The Sixers know they played Friday night against the Pelicans like a team taking its shaky first step or two in a long season.

They also know that the season’s halfway point is creeping up, they’re 15-21 and losses like this make the big picture even bleaker.

“It’s not panic mode, but there’s sort of a desperation that we need to start to play with,” Paul George said. “And look at every game like it matters. From this point forward, every game matters. I think we do have to approach it in that manner, because it’s not going to get any easier.

“We lost tonight. Not going to discredit how they played tonight, but it’s a team we should’ve beat. And we’ve got (the Knicks) coming in, we’ve got (the Thunder) coming in. … We’ve got to put teams like this away early. That’s a team you’ve got to beat if you want to compete to be one of the teams standing in the end. These are the games that we put teams away.”

The Sixers indeed failed to defeat an 8-31 Pelicans team that announced Zion Williamson was suspended Friday for violating team policies. Brandon Ingram, Trey Murphy III and Herb Jones were out injured, too.

In that context, the shorthanded state of the Sixers doesn’t mean much. Joel Embiid missed a third straight game with a left foot sprain — he’s still “day-to-day,” Sixers head coach Nick Nurse said pregame — but George and Tyrese Maxey both suited up.

Maxey led the team with 30 points and 12 assists, but his outside shooting was poor — two air balls in the second quarter, no three-point makes until the final two minutes. George had a shorter first half than planned because of foul trouble and managed a mere two points before intermission.

His 23 second-half points weren’t sufficient because defensive blunders kept sinking the Sixers’ comeback effort. The Pelicans regularly put the Sixers’ defense on its heels, capitalized on miscommunications and found themselves with unguarded shots.

According to Cleaning the Glass, the Sixers rank 29th in the NBA in opponents’ points added through transition play. Their half-court defense ranks seventh after a strong December, but the Sixers’ overall defensive showing vs. New Orleans in the second half was reminiscent of the team that started 3-14.

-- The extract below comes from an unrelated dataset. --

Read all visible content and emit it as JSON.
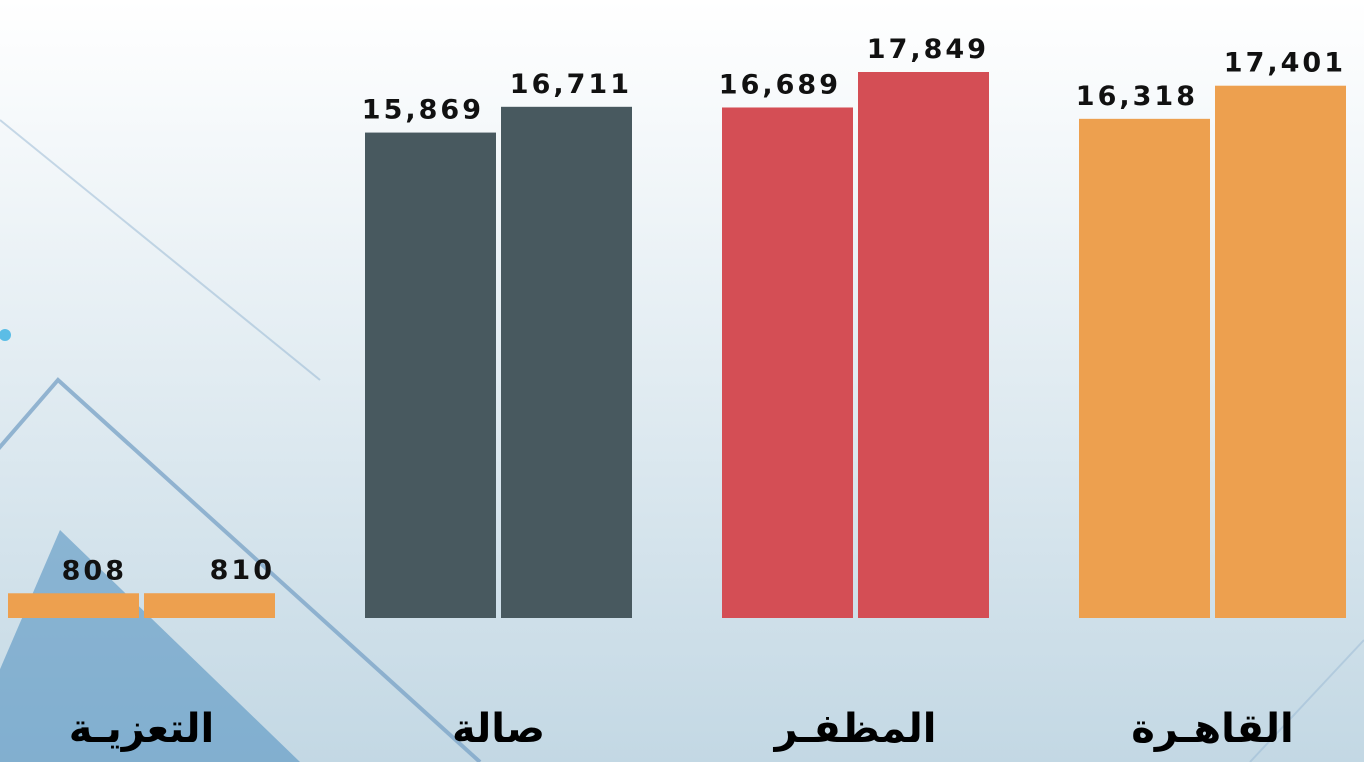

“Probably just communicating, game plan readiness and just the effort. … Just continue to get back to ourselves, because we’ve been solid on those things,” Kelly Oubre Jr. said. “But tonight they had a little bit more pop and a little bit more assertiveness than we did.”

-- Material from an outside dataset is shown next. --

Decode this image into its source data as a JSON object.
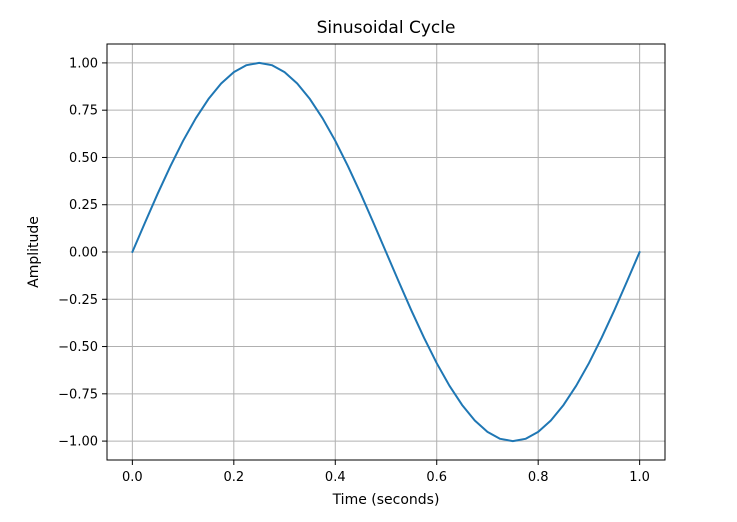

To open the Sixers’ three-game homestand, the Suns notched a win thanks to 67 second-half points. The Pelicans posted 70 Friday.

“I think this week we had two games where I don’t think we played certainly as well as we needed to or certainly as well as we were in December,” Nurse said. “Again, we’re a little thin. … I’m a little worried (the starters) are logging a lot of minutes and a lot of assignments. I tried to get them some breaks here and there. It just seemed to me like we didn’t have quite the pop energy-wise that we needed for the full game.”

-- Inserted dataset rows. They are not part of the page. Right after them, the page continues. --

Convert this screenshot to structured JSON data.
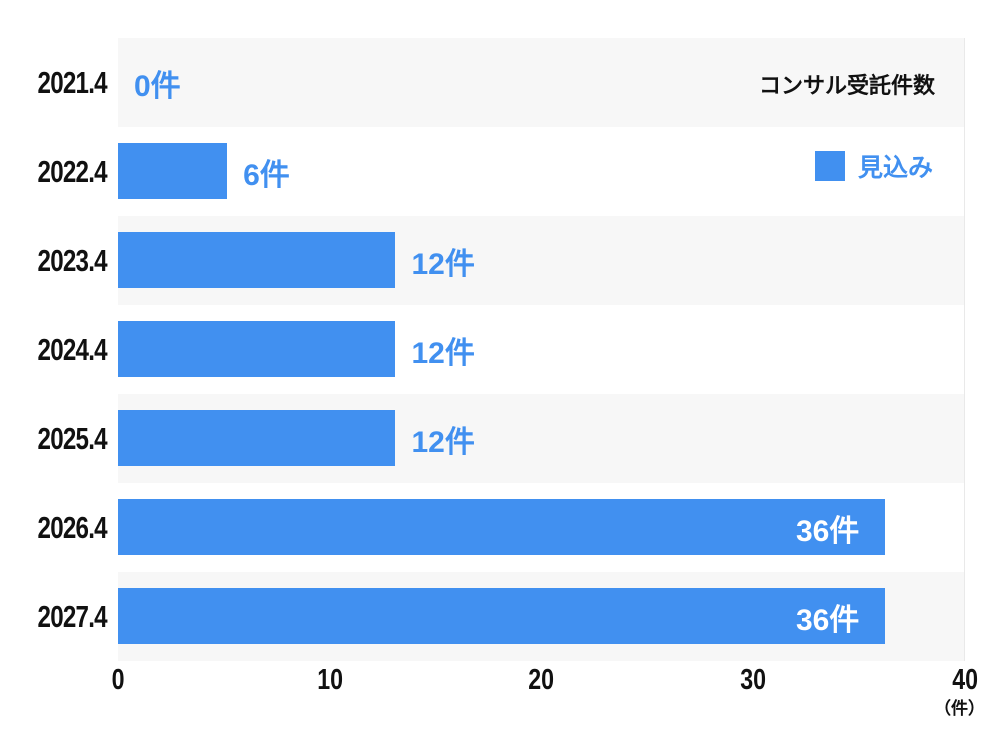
{
  "chart_data": {
    "type": "bar",
    "orientation": "horizontal",
    "title": "コンサル受託件数",
    "legend": {
      "label": "見込み",
      "position": "top-right",
      "swatch_color": "#4190F0"
    },
    "categories": [
      "2021.4",
      "2022.4",
      "2023.4",
      "2024.4",
      "2025.4",
      "2026.4",
      "2027.4"
    ],
    "series": [
      {
        "name": "見込み",
        "values": [
          0,
          6,
          12,
          12,
          12,
          36,
          36
        ]
      }
    ],
    "value_labels": [
      "0件",
      "6件",
      "12件",
      "12件",
      "12件",
      "36件",
      "36件"
    ],
    "value_label_placement": [
      "outside",
      "outside",
      "outside",
      "outside",
      "outside",
      "inside",
      "inside"
    ],
    "bar_display_pct": [
      0,
      12.9,
      32.8,
      32.8,
      32.8,
      90.7,
      90.7
    ],
    "xlim": [
      0,
      40
    ],
    "x_ticks": [
      "0",
      "10",
      "20",
      "30",
      "40"
    ],
    "x_unit": "（件）",
    "grid": "alternating-row-stripes",
    "colors": {
      "bar": "#4190F0",
      "value_label_outside": "#4190F0",
      "value_label_inside": "#FFFFFF",
      "stripe": "#F7F7F7",
      "axis_text": "#111111",
      "plot_right_border": "#E9E9E9",
      "background": "#FFFFFF"
    }
  }
}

As George noted, the Sixers’ recent defensive problems are not typical for cohesive teams with stable cores.

“It’s just talking more,” George said. “I think talking is always a subject that comes up on teams, especially early on. Obviously, if we’ve been together for a long time, we kind of just know where guys are going to be. You know rotations, you know coverages.

“But I think, with this being our first year together, the communication aspect of it is fairly new to this group. Talking, making sure we know what’s going on … who’s switching, who’s supposed to be in this spot. So I think we’ve just got to continue to grow in that aspect.”

At some point, if the Sixers are going to pull off a dramatic season turnaround, all the injuries and chemistry-building ups and downs with summer signings have to stop being the main stories.

“I feel like we’re still in very early stages on a lot of stuff,” Nurse said the day before his team’s loss to New Orleans. “But in saying that, it has forced us into continuing to go over it.

“And it gets a little monotonous for these guys, but that’s where you’ve got to come in and say, ‘We don’t have the luxury to treat it monotonously. We don’t. We’ve got to treat it with the urgency that it needs.’ That just takes a little harder coaching on my part sometimes. No problem.”